Binomial Distributions

A binomial distribution is a type of Probability Distribution that follows these conditions:

There are multiple Trials
Each Trial has only two possible outcomes: Success or Failure
The Probability of Success is the same in every Trial
The number of Successes in a fixed number of Trials is the Random Variable
The outcome of one Trial does not affect the outcome of others (Independence)

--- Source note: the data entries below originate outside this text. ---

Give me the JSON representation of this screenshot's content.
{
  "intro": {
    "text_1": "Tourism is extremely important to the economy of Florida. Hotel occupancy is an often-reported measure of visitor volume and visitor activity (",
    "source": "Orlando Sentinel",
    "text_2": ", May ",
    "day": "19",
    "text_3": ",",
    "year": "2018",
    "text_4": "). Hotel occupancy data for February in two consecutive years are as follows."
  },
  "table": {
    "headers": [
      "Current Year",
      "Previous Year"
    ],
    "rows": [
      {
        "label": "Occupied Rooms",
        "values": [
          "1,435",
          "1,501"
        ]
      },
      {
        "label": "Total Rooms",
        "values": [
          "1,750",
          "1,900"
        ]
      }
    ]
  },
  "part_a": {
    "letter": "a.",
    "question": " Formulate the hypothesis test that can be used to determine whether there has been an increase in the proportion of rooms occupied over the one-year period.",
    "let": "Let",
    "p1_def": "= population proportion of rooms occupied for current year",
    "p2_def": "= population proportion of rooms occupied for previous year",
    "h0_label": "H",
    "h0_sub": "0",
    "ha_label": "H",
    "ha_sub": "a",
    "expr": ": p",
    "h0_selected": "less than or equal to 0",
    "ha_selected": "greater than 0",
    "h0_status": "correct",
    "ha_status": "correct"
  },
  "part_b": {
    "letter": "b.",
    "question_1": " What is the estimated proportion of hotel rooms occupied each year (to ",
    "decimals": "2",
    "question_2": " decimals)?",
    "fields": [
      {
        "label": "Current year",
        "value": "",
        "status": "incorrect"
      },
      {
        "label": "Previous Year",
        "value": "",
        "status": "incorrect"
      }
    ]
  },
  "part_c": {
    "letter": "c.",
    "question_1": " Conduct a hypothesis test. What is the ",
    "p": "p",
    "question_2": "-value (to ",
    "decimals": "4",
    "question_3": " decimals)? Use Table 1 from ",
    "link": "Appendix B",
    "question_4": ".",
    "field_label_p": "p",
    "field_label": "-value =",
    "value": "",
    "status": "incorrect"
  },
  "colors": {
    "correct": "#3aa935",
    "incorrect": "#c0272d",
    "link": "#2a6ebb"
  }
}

Probability in a Binomial Distribution

The binomial probability formula calculates the probability of getting exactly \( x \) Successes in \( n \) Trials:

\(P(X = x) = \dbinom{n}{x} p^x q^{n-x}\)

Where:

\(P(X = x)\) represents the probability of having exactly \( x \) successes in \( n \) trials
\(\binom{n}{x}\) represents the binomial coefficient, or the number of ways to choose \( x \) Successes out of \( n \) Trials
\(n\) represents the total number of trials or experiments
\(x\) represents the number of successes we are interested in (a value between 0 and \(n\))
\(p\) represents the probability of success on any single trial

Expectation for a Binomial Distribution

The expected number of successes can be determined algebraically as such:

\(E(X) = np\)

Where:

\(E(X)\) represents the Expected Value, or the average number of Successes over many sets of \( n \) Trials
\(n\) represents the total number of Trials or Experiments
\(p\) represents the Probability of Success on any single Trial

Example

Suppose you roll a fair six-sided die 10 times. What is the Expected Number of times you will roll a 3?

Since the die is fair, the Probability of rolling any specific number (like a 3) is:

\(\cfrac{1}{6}\)

Next, we can plug the pertinent values into the Expected Value formula:

\(E(X) = np \)

\(E(X) = 10 \times \cfrac{1}{6}\)

\(E(X) = 1.67\)

Thus, we can determine the Expected Number of times you will roll a 3 is 1.67.

Lee’s family moves to an area with a different telephone exchange. Their new number has four random digits. Lee’s favorite numbers are prime digits: 2, 3, 5, and 7.

Calculate the Probability Distribution for the number of these prime digits
What is the Expected Number of these prime digits?

Show Answer

i. First, note that the prime digits between 0 and 9 are 2, 3, 5, and 7 (not 11 as it's not a single digit). There are 10 possible digits (0-9), so the probability of a digit being prime is 4 out of 10.

The number of prime digits \(X\) follows a binomial distribution: \(X \sim \text{Binomial} \left(n = 4, p = \dfrac{4}{10}\right) \).

The Probability Mass Function for a Binomial Distribution is:

\(P(X = k) = \dbinom{n}{k} p^k (1-p)^{n-k}\)

Where \(n = 4\), \( p = \dfrac{4}{10} = 0.4 \), and \( k \) is the number of prime digits.

Next, we can determine the probability distributions for \(k = 0, 1, 2, 3, 4\):

For \( X = 0 \):

\[ P(0) = \binom{4}{0} (0.4)^0 (0.6)^4 = 1 \times 1 \times 0.1296 = 0.1296 \]

For \( X = 1 \):

\[ P(1) = \binom{4}{1} (0.4)^1 (0.6)^3 = 4 \times 0.4 \times 0.216 = 0.3456 \]

For \( X = 2 \):

\[ P(2) = \binom{4}{2} (0.4)^2 (0.6)^2 = 6 \times 0.16 \times 0.36 = 0.3456 \]

For \( X = 3 \):
\[P(3) = \binom{4}{3} (0.4)^3 (0.6)^1 = 4 \times 0.064 \times 0.6 = 0.1536 \]
For \( X = 4 \):

\[ P(4) = \binom{4}{4} (0.4)^4 (0.6)^0 = 1 \times 0.0256 \times 1 = 0.0256 \]

Therefore, we can determine the probability distributions for \(k = 0, 1, 2, 3, 4\) are \(\mathbf{0.1296, 0.3456, 0.3456, 0.1536,}\) and \(\mathbf{0.0256}\) respectively.

ii. In order to determine the Expected Value, we can plug the pertinent values into the corresponding formula and solve:

\(E(X) = np\)

\(E(X) = 4 \times 0.4\)

\(E(X) = 1.6\)

So, the Expected Number of prime digits is 1.6.